With rain-swollen rivers receding in the Northeast after the region suffered its worst flooding in decades, Obama was greeted by cheering crowds of several thousand people lining the streets of the working-class city of Paterson, one of hardest-hit from the storm.

The Democratic president was joined in his first look at the storm damage by New Jersey Governor Chris Christie, a budget-cutting Republican who has bucked some of his party's fiscal hawks in Washington by calling for expedited federal aid to help his state's recovery.

Standing on a bridge over the rain-swollen Passaic River in central Paterson, Obama noted there had been a talk of a slowdown in aid and dismissed that, promising: "We are going to meet our federal obligations."

"The last thing that residents ... need is Washington politics getting in the way of making sure we're doing what we can," said Obama, who did not mention Republicans by name.

Earlier, Obama consoled homeowners at his first stop in a poor neighborhood in the town of Wayne, telling them the federal government would do everything possible to help them.

"I know it's a hard time right now," Obama told a group of residents clustered around him on the street. "You guys hang in there. We'll do everything we can to help you."

Irene cut a swath of destruction from North Carolina to Vermont and was blamed for at least 40 deaths. Total economic losses have been estimated at more than $10 billion.
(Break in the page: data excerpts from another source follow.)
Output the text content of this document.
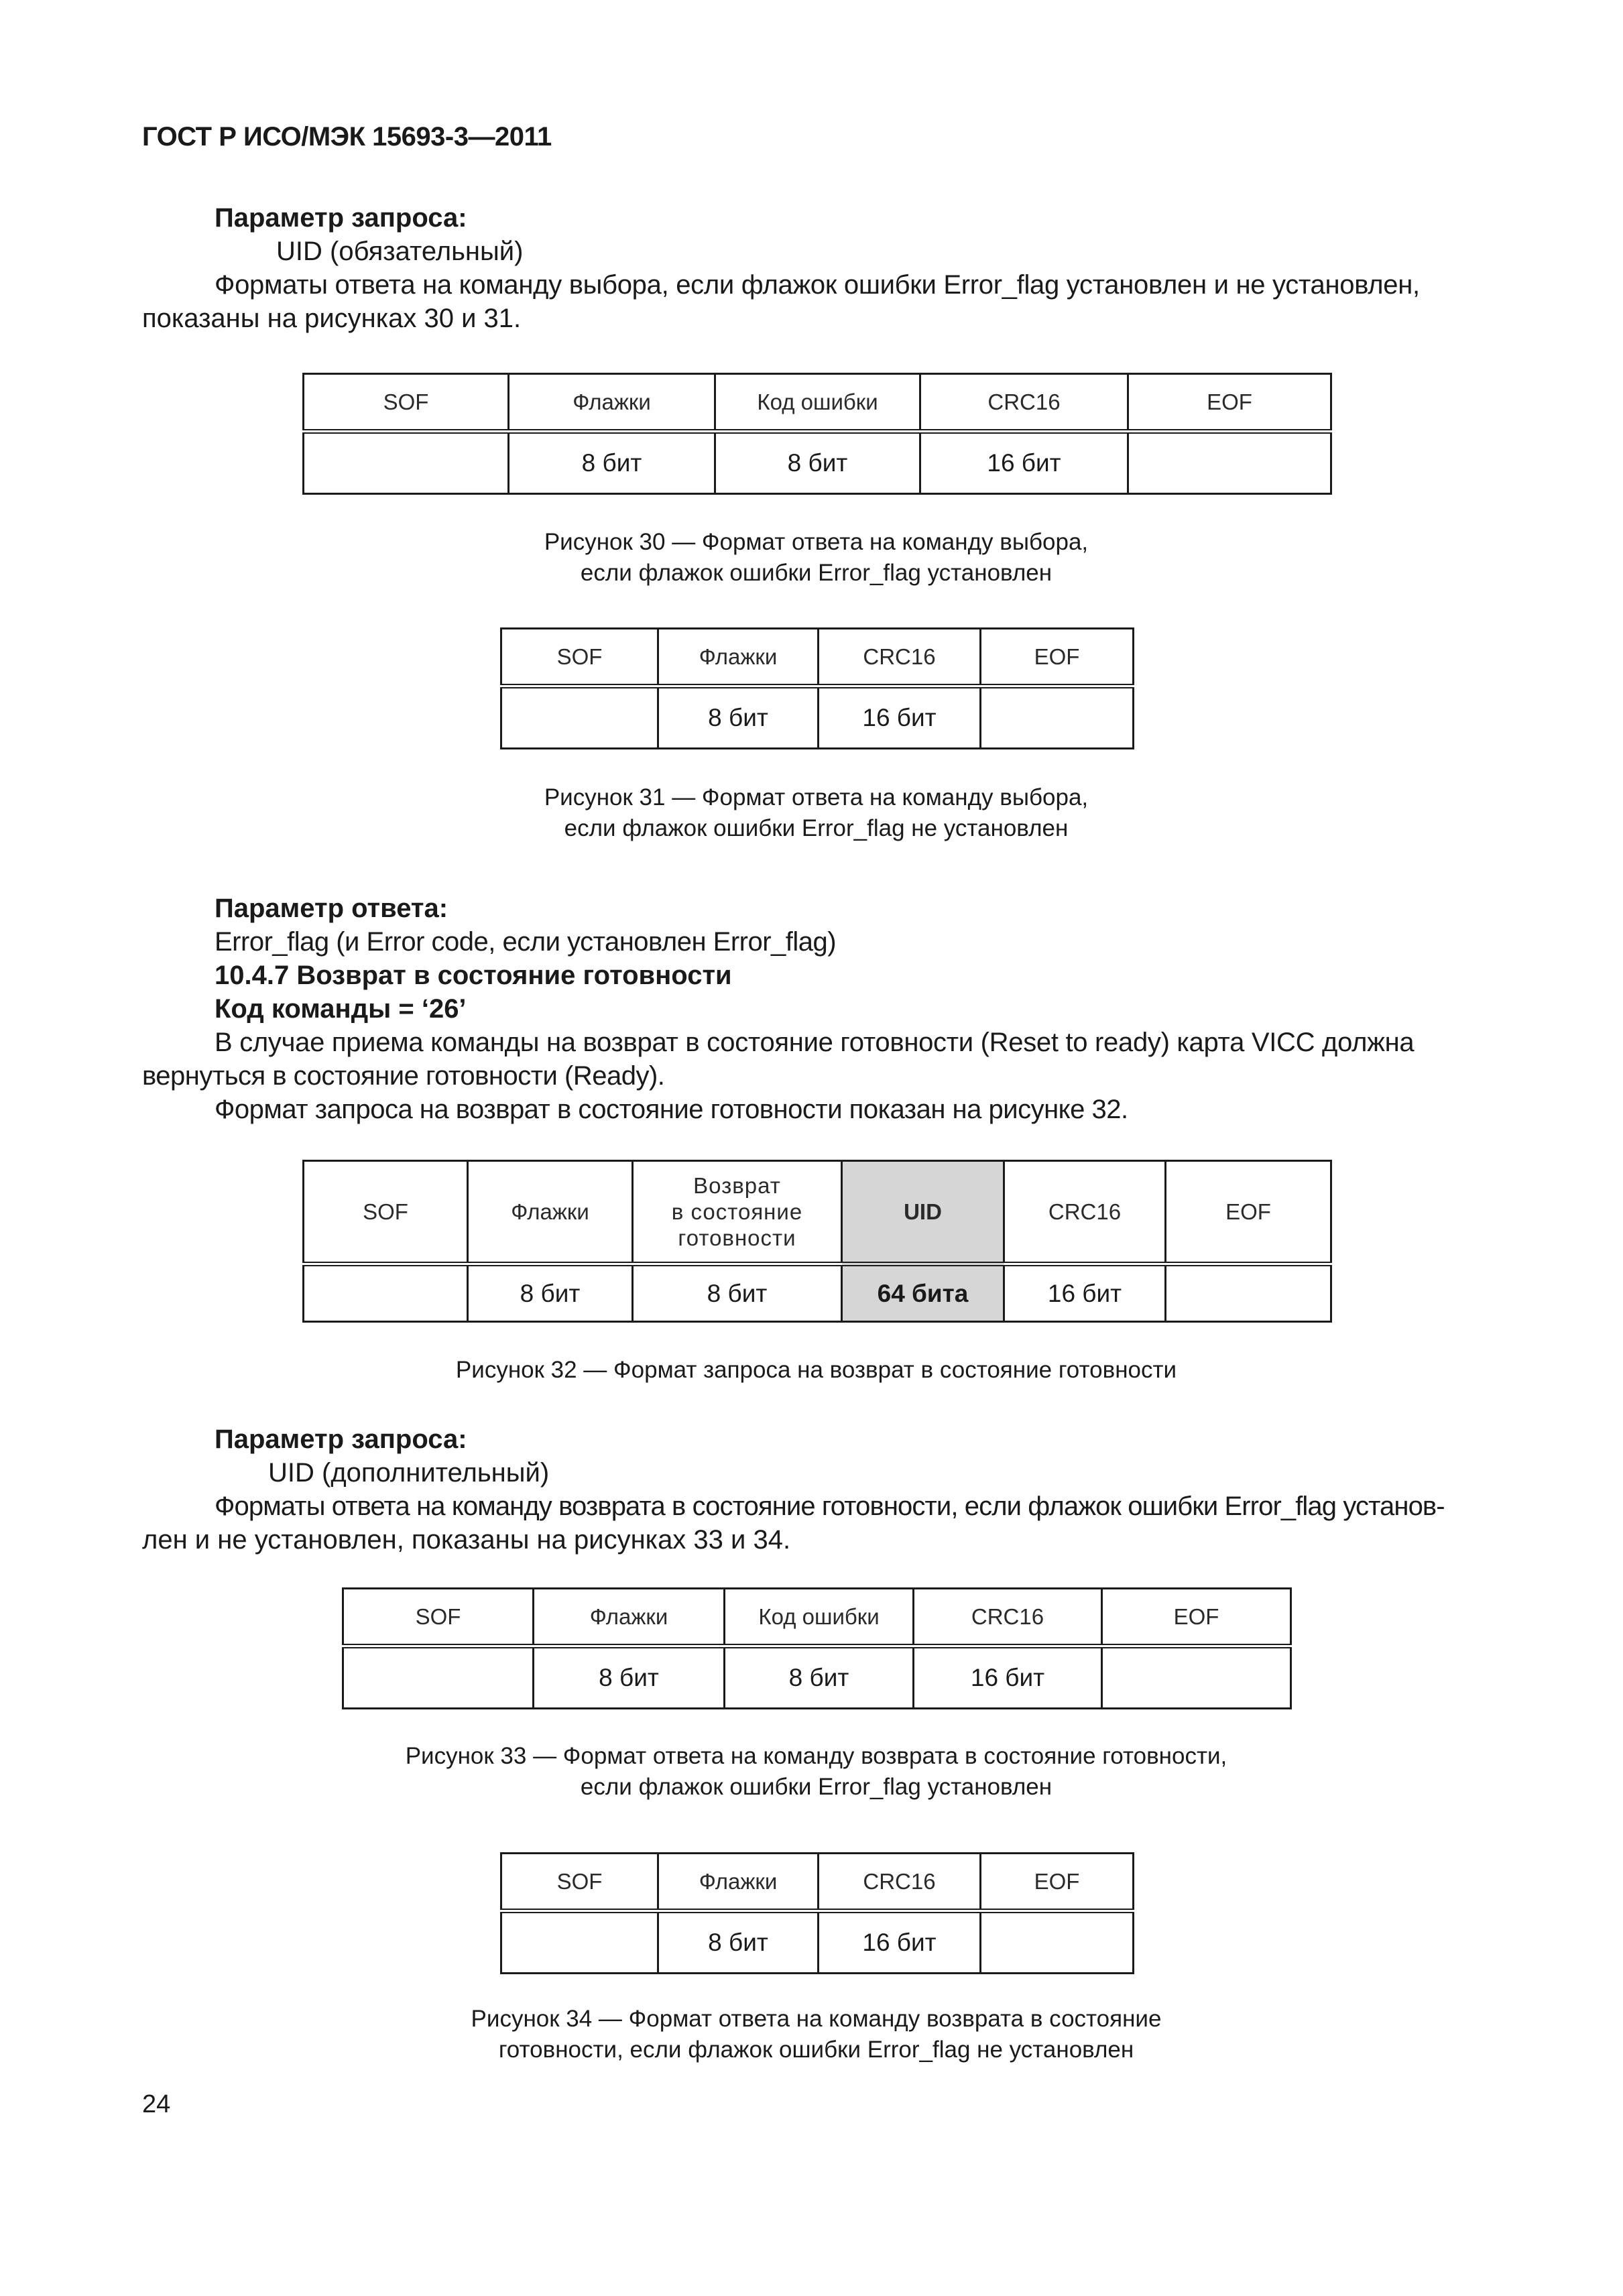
ГОСТ Р ИСО/МЭК 15693-3—2011
Параметр запроса:
UID (обязательный)
Форматы ответа на команду выбора, если флажок ошибки Error_flag установлен и не установлен,
показаны на рисунках 30 и 31.
SOF	Флажки	Код ошибки	CRC16	EOF
	8 бит	8 бит	16 бит	
Рисунок 30 — Формат ответа на команду выбора,
если флажок ошибки Error_flag установлен
SOF	Флажки	CRC16	EOF
	8 бит	16 бит	
Рисунок 31 — Формат ответа на команду выбора,
если флажок ошибки Error_flag не установлен
Параметр ответа:
Error_flag (и Error code, если установлен Error_flag)
10.4.7 Возврат в состояние готовности
Код команды = ‘26’
В случае приема команды на возврат в состояние готовности (Reset to ready) карта VICC должна
вернуться в состояние готовности (Ready).
Формат запроса на возврат в состояние готовности показан на рисунке 32.
SOF	Флажки	Возврат
в состояние
готовности	UID	CRC16	EOF
	8 бит	8 бит	64 бита	16 бит	
Рисунок 32 — Формат запроса на возврат в состояние готовности
Параметр запроса:
UID (дополнительный)
Форматы ответа на команду возврата в состояние готовности, если флажок ошибки Error_flag установ-
лен и не установлен, показаны на рисунках 33 и 34.
SOF	Флажки	Код ошибки	CRC16	EOF
	8 бит	8 бит	16 бит	
Рисунок 33 — Формат ответа на команду возврата в состояние готовности,
если флажок ошибки Error_flag установлен
SOF	Флажки	CRC16	EOF
	8 бит	16 бит	
Рисунок 34 — Формат ответа на команду возврата в состояние
готовности, если флажок ошибки Error_flag не установлен
24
New Jersey was especially hammered by flooding in the storm's wake last week. The floodwaters swept away homes, swamped roads and bridges and left hundreds of thousands without electricity.

Paterson now faces a massive cleanup after the Passaic River overflowed its banks in the center of the city of 150,000, dealing the latest blow to a one-time industrial powerhouse that has fallen on hard times.

Obama declared New Jersey a disaster area on Wednesday, making the state eligible for federal disaster aid.

He is expected to ask Congress for extra funds to help recover from Irene, but Washington's unrelenting budget battles -- and a deepening ideological divide between Republicans and Democrats over the role of government -- could complicate relief efforts.


"When disaster strikes, Americans suffer -- not Republicans, not Democrats, not independents -- and we come together," White House spokesman Jay Carney told reporters traveling with Obama.

Eric Cantor, the No. 2 Republican in the House of Representatives, said last week that any new disaster aid must be offset with spending cuts elsewhere to avoid adding to the budget deficit, projected to hit $1.3 trillion this year.

But Christie, a rising Republican star and blunt-talking fiscal conservative who has repeatedly denied any interest in seeking his party's 2012 presidential nomination, has called for immediate assistance for his state.